Selon les informations du Parisien, c'est le groupement Cadence, composé de Keneo, OSE et une agence du groupe Havas, qui a été retenu à l'issue de l'appel d'offres. Jusqu'à présent, l'épreuve était organisée depuis 1998 par Amaury Sport Organisation (ASO), également connu pour gérer le Tour de France et d'autres grandes compétitions cyclistes.
Un débat politique en toile de fond
Pour la majorité, ce changement est justifié par la nécessité de moderniser l'événement et d'en améliorer la rentabilité. Cependant, l'opposition dénonce un choix politique, estimant que le processus de sélection n'a pas été suffisamment transparent. Certains élus pointent du doigt les liens entre le groupement Cadence et la majorité, tandis que d'autres s'inquiètent des conséquences pour l'image du marathon.
Le marathon de Paris attire chaque année des dizaines de milliers de coureurs et des millions de téléspectateurs. Son organisation est un enjeu économique et symbolique majeur pour la ville. La décision du Conseil de Paris est donc scrutée de près, tant par les acteurs du sport que par les citoyens.

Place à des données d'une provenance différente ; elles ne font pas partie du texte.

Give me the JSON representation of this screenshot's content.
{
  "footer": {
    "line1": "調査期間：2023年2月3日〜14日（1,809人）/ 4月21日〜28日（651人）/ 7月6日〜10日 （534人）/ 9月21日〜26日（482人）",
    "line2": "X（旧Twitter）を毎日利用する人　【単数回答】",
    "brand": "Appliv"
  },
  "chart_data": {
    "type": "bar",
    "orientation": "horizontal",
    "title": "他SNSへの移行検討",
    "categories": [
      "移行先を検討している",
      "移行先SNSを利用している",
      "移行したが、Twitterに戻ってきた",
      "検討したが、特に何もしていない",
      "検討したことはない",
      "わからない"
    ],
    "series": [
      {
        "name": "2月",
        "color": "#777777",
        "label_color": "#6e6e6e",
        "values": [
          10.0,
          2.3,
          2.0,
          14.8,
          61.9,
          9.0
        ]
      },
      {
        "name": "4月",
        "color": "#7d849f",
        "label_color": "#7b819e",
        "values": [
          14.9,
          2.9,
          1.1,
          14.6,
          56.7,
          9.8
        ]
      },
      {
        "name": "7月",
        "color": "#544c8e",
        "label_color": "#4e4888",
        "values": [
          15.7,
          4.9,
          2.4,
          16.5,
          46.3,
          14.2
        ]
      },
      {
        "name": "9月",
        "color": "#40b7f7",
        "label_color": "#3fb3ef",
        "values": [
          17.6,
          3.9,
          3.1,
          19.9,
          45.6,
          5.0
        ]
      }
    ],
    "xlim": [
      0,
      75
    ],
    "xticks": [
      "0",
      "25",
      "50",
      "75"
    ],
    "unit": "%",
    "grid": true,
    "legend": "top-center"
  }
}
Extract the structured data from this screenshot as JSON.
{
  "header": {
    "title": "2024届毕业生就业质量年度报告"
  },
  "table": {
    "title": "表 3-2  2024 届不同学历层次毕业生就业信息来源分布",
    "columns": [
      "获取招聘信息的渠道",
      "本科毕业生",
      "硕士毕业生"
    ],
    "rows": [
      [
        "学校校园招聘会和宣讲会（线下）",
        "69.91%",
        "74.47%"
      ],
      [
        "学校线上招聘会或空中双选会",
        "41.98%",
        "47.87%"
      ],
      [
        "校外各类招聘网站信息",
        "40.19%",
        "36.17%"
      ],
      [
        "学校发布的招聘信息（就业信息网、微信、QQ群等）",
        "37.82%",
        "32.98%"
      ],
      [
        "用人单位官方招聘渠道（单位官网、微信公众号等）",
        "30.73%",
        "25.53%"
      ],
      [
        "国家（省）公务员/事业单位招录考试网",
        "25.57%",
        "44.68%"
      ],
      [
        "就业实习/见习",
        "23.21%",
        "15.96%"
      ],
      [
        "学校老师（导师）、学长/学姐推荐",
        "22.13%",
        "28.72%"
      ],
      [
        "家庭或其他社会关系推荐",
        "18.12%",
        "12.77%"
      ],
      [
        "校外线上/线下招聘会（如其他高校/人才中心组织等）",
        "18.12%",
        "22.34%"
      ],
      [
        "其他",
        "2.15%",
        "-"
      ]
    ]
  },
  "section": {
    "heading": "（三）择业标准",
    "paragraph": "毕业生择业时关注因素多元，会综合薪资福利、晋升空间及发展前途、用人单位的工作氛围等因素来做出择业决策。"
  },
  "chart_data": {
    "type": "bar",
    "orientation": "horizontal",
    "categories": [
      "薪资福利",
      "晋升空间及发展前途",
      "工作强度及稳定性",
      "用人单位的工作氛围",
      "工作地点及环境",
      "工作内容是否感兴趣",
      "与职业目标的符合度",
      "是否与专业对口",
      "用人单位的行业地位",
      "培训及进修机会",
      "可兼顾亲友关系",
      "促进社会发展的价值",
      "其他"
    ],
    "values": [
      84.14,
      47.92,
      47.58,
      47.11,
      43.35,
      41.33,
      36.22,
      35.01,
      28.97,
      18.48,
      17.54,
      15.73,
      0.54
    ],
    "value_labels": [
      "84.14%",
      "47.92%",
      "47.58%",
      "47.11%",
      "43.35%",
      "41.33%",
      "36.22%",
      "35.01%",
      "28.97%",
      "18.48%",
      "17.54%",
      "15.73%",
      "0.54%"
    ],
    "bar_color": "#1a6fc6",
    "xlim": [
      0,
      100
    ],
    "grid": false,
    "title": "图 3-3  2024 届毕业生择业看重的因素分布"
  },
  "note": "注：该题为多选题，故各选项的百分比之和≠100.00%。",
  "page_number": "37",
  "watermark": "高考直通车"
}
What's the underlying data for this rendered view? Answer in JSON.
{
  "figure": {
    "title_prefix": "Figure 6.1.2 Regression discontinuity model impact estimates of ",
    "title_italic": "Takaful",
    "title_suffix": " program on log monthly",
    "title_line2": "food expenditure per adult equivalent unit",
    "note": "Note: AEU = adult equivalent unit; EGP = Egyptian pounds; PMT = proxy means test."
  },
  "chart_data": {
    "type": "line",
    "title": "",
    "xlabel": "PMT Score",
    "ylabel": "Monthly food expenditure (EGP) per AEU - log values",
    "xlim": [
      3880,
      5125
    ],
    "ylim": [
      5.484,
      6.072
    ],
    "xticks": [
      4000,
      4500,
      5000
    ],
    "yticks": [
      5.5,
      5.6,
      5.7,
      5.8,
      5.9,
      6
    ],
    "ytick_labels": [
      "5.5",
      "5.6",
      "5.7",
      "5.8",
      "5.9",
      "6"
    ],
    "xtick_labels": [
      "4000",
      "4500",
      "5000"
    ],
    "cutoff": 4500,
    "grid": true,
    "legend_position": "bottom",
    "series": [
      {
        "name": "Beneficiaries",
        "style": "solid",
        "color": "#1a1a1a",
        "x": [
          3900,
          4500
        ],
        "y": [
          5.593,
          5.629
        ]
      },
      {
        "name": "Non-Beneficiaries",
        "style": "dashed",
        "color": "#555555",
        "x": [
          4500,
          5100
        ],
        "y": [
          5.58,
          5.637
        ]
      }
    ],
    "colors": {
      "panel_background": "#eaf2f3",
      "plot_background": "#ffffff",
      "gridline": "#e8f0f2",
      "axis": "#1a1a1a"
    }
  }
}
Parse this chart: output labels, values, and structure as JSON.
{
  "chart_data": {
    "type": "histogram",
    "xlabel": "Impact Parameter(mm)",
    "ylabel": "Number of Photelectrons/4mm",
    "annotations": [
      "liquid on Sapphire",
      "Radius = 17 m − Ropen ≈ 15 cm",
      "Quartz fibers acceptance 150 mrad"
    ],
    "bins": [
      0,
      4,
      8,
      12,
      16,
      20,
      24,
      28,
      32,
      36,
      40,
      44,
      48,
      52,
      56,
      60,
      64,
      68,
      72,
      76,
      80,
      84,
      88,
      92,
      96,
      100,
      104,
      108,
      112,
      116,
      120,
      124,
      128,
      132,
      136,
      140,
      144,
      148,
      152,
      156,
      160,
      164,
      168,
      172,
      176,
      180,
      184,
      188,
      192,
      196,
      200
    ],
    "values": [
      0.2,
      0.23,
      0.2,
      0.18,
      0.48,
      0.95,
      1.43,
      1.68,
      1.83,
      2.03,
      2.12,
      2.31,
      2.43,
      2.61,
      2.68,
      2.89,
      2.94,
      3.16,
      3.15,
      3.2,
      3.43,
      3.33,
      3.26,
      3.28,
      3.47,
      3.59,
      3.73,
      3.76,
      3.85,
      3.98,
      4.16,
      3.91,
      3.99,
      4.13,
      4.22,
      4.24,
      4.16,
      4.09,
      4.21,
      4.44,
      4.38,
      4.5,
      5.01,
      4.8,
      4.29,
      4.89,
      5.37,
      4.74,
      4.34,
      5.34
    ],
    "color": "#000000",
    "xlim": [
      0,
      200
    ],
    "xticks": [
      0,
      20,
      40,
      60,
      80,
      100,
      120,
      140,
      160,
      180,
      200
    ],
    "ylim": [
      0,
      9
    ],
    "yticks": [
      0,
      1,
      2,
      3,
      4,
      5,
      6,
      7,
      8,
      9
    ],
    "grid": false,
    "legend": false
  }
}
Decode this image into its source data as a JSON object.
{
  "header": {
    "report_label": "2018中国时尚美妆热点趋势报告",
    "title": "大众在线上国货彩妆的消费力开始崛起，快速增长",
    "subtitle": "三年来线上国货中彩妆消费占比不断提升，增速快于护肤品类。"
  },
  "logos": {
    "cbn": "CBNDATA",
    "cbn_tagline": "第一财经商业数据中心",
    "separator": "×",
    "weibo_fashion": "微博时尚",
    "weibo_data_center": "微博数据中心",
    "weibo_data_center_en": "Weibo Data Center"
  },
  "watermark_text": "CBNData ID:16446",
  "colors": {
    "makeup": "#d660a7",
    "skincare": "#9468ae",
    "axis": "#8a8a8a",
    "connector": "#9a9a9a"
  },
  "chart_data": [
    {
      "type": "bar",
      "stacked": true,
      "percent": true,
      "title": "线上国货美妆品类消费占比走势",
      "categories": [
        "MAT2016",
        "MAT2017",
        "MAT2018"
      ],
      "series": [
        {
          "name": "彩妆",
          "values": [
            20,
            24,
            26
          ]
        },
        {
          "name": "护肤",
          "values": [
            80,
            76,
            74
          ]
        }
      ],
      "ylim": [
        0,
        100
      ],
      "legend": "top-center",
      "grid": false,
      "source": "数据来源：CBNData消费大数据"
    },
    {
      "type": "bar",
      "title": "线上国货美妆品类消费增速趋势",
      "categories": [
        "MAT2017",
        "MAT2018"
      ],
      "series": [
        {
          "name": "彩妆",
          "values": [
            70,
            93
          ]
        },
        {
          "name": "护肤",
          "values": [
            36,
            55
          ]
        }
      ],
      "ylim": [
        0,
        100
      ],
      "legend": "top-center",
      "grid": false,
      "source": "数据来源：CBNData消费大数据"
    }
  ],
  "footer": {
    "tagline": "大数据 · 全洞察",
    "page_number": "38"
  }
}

Les réactions des parties prenantes
Du côté d'ASO, on exprime une certaine déception après plus de vingt-cinq ans d'organisation. L'entreprise souligne son expertise et son bilan, et regrette que le nouveau contrat n'ait pas été renouvelé. En revanche, le groupement Cadence se dit prêt à relever le défi, promettant des innovations et une expérience améliorée pour les participants.
Les associations de coureurs et les sponsors attendent de voir les propositions concrètes. Certains craignent une hausse des frais d'inscription ou une modification du parcours historique. D'autres espèrent au contraire un souffle nouveau, avec davantage d'animations et de services.
Un vote sous haute tension
Le vote de ce mercredi s'annonce serré. La majorité devra convaincre les élus indécis et faire face à une opposition déterminée à contester cette attribution. Au-delà du marathon, ce dossier est perçu comme un test pour la nouvelle équipe municipale, qui doit prouver sa capacité à gérer les grands dossiers parisiens.
Quelle que soit l'issue, ce débat met en lumière les enjeux politiques qui entourent l'organisation des grands événements sportifs dans la capitale. La décision finale aura des répercussions sur l'avenir du marathon de Paris et sur la crédibilité de la majorité.